13

88 29 46
                                    

Kali ini kantin tidak terlalu ramai dan Tsukishima memutuskan untuk menjadikannya sebagai tempat pengakuan dosa. (Y/n) sebagai pesakitan dengan patuh memberitahukan apa yang terjadi sebelumnya dari A sampai Z, tidak kurang dan tidak lebih.

"Jadi ayah lu balik?" tanya Tsukishima memastikan yang hanya di jawab anggukan dari (Y/n). Dia masih merasa bersalah karna melibatkan temannya ini.

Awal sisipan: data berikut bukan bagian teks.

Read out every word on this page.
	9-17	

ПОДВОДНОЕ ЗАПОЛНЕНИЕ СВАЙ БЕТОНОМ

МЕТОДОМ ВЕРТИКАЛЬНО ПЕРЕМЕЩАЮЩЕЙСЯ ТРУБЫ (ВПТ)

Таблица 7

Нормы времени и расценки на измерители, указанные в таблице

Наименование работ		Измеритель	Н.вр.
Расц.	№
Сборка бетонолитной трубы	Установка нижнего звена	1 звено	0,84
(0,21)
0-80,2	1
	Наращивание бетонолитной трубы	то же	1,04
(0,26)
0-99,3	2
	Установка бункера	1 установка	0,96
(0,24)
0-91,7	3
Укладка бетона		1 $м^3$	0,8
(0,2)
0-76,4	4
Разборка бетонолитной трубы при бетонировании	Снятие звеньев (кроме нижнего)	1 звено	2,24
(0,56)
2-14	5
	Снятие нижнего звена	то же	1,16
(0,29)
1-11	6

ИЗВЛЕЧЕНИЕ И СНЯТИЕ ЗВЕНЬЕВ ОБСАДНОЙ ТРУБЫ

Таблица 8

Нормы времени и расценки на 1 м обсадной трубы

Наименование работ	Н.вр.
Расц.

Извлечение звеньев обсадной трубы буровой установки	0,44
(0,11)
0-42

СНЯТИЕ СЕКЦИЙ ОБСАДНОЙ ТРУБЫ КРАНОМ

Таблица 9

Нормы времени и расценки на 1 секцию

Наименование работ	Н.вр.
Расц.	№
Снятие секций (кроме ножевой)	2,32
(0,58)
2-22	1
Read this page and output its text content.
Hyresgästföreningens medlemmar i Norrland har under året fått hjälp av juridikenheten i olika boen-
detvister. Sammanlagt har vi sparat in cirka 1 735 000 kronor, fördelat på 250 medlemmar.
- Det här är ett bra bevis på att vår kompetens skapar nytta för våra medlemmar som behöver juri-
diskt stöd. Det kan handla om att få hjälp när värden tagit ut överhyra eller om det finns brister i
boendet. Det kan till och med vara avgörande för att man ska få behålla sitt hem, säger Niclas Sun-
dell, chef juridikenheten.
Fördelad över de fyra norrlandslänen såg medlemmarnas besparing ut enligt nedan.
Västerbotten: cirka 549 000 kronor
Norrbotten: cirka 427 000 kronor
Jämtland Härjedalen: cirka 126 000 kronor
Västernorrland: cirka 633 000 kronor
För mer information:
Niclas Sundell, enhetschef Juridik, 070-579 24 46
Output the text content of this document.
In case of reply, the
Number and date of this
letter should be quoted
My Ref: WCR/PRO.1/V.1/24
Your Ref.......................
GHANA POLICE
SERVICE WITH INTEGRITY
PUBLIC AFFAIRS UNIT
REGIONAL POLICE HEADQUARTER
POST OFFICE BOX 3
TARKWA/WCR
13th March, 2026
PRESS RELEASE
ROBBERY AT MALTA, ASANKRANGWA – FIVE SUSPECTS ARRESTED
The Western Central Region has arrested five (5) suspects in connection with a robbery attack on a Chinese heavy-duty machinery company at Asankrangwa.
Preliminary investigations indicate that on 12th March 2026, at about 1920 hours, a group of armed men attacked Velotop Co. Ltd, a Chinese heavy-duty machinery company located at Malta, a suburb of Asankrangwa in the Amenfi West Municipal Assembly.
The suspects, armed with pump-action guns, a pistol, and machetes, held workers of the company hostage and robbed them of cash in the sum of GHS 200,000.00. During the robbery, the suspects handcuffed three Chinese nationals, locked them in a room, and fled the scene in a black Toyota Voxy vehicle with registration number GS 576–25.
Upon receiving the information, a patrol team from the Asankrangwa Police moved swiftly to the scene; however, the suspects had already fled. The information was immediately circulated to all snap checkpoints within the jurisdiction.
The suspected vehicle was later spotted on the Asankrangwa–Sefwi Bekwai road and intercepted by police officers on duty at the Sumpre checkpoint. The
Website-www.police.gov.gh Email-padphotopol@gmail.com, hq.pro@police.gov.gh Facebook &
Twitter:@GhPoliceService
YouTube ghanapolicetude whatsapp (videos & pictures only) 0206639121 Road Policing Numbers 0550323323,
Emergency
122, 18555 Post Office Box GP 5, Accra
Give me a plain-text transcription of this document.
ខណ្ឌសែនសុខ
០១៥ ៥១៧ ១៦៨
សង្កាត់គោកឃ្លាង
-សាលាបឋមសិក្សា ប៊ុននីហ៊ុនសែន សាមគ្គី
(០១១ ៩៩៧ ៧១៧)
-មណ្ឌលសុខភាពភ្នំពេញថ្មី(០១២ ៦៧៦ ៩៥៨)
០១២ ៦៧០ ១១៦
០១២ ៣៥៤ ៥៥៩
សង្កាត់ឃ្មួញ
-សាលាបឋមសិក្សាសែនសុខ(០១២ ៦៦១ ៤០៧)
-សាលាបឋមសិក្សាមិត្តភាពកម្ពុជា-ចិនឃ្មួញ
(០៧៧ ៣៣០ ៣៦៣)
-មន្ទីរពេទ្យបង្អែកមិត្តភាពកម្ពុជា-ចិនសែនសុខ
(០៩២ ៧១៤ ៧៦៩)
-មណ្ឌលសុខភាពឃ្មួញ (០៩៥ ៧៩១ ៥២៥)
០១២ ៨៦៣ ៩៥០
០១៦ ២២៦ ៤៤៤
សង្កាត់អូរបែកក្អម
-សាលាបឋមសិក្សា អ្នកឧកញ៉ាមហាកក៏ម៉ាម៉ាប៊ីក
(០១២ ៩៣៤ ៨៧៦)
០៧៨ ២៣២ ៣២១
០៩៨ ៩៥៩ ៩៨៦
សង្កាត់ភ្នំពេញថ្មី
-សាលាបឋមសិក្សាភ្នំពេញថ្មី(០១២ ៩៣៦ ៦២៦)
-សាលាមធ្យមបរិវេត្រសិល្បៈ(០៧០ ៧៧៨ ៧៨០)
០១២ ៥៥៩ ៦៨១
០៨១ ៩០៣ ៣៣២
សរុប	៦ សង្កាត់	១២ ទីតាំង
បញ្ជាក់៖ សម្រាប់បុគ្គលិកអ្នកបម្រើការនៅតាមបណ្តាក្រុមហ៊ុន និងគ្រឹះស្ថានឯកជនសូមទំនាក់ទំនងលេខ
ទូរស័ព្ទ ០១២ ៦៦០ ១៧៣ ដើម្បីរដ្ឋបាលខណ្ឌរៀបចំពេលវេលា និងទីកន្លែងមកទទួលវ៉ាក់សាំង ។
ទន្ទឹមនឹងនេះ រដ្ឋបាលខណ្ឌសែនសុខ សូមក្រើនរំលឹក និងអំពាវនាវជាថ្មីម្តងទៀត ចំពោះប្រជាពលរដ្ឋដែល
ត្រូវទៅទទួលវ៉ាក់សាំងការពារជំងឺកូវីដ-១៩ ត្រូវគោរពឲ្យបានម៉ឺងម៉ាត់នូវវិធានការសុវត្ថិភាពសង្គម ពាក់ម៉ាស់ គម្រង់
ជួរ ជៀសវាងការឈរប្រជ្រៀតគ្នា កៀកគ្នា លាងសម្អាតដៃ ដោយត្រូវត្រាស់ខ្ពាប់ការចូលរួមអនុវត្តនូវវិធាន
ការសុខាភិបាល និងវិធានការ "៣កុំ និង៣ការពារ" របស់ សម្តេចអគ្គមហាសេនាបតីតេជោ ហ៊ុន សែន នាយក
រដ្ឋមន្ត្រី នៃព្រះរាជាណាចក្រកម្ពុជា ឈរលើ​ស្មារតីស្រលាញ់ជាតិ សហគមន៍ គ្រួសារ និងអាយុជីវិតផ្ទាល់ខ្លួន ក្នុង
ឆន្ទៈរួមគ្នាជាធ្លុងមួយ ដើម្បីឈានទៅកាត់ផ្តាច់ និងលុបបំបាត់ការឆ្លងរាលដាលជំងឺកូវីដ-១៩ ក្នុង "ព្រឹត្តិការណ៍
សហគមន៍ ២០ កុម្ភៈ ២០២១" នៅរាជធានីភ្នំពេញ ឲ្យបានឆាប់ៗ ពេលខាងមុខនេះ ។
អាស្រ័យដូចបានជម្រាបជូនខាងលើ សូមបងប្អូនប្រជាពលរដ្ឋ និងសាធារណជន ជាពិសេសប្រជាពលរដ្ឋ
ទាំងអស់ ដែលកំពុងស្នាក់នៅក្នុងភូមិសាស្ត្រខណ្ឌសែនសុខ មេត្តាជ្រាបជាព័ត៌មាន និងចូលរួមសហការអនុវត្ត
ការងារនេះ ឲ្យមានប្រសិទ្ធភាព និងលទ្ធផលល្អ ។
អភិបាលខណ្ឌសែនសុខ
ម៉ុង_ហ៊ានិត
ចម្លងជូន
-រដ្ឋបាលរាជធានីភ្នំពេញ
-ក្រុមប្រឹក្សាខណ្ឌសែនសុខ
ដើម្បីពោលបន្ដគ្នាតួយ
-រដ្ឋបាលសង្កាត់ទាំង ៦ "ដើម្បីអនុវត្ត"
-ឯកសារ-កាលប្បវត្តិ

Dia tak bisa membayangkan betapa paniknya Tsukishima saat itu hingga membuatnya menelpon lebih dari sepuluh kali, di tambah dengan lingkaran hitam di bawah mata, membuat (Y/n) yakin jika Tsukishima kekurangan tidur semalam. Dengan semua yang terpampang jelas di matanya, mana mungkin dia tidak merasa bersalah, bukan?

"Kenapa nggak minjem ponselnya Suna?" tanya tsukishima dengan tatapan tajam. Jika saja sebuah tatapan benar benar bisa melukai, kepala (Y/n) sudah pasti berlubang saat ini.

(Y/n) berpikir sejenak, menimbang apakah harus berkata jujur atau membuat sebuah alasan. "Nggak enak gua." Jawab (Y/n) jujur. Jika di pikir ulang, andai kata dia menjawab dengan alasan lain, Tsukishima pasti bisa mengetahuinya dan semua akan menjadi runyam.

Entah ini sebuah mukjizat atau kutukan, setiap Tsukishima dalam mode kesal dia seakan bisa mengendus sesuatu hal yang janggal dan pasti akan menemukan kebenarannya.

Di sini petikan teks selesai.